The next 6 columns show the results from simply implementing chunking or slicing, but not both.
This nets a runtime performance boost of 2-4x which is quite nice, especially in the case of chunking since it requires no modification of your IO code, but merely an extra call to nf90_def_var_chunking.
However, if it’s possible to implement both chunking and slicing even further benefits can be reaped.
This is shown in columns 8-14 of figure 1, where runtimes can decrease to the point that the IO portion of the run is negligible.
In the case of using chunking and slicing sizes of 1000 each the runtime devotes <5% to IO, since I have hard coded a 1 second sleep into the runner subroutine call as a proxy for doing “more complex computation”.
Clearly, if this level of IO performance can be acheived, the need for OpenMP is reduced.
However, some of the other experiments show that when IO is still on the same order of runtime as the computation, adding OpenMP can decrease overall runtimes.
Columns 2-13 of figure 1 show this where the runtime of the parallel version of the code reduces runtime on average by about 1 second (that is, the time I hard-coded as “more complex computation”)

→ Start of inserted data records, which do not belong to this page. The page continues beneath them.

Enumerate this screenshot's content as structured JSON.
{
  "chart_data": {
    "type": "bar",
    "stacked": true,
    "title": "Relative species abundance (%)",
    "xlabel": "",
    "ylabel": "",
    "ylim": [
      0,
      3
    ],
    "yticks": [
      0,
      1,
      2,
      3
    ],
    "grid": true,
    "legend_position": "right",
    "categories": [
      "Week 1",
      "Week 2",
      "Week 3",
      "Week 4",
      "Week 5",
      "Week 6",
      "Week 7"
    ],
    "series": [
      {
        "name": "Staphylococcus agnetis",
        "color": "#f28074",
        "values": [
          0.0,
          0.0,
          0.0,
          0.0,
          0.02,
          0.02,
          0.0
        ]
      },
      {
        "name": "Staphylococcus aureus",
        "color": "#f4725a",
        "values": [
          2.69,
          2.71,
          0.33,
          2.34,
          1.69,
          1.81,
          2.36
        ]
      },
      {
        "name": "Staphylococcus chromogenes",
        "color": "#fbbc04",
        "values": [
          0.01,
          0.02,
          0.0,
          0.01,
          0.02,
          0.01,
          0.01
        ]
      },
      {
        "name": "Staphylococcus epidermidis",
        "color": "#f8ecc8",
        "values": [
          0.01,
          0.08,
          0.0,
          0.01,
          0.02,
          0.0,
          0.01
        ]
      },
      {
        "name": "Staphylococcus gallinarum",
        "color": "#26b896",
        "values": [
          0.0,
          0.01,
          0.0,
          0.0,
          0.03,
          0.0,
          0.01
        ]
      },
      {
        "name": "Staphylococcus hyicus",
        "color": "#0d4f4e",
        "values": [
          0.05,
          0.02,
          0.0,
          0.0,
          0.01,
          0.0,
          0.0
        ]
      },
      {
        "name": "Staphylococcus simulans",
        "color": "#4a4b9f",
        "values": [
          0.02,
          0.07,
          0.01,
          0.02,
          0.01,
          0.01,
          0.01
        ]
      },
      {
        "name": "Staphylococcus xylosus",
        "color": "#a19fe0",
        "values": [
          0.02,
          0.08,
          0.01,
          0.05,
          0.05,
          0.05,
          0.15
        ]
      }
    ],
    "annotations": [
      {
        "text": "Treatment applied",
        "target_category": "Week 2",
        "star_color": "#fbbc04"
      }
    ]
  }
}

Godspeed all ye who try to implement this
Despite all the rather nice results for a simple and contrived test case I must lament that actually changing the code of more complex models to maximize this performance can be a trying task. When writing numerical code the IO performance is something that’s often not considered as a first order determining factor for overall performance, and in many cases that is a fair assumption. But, when that assumption breaks down it often does so in a pernicious way and is not easily fixed by simple (or even savvy) users of the code.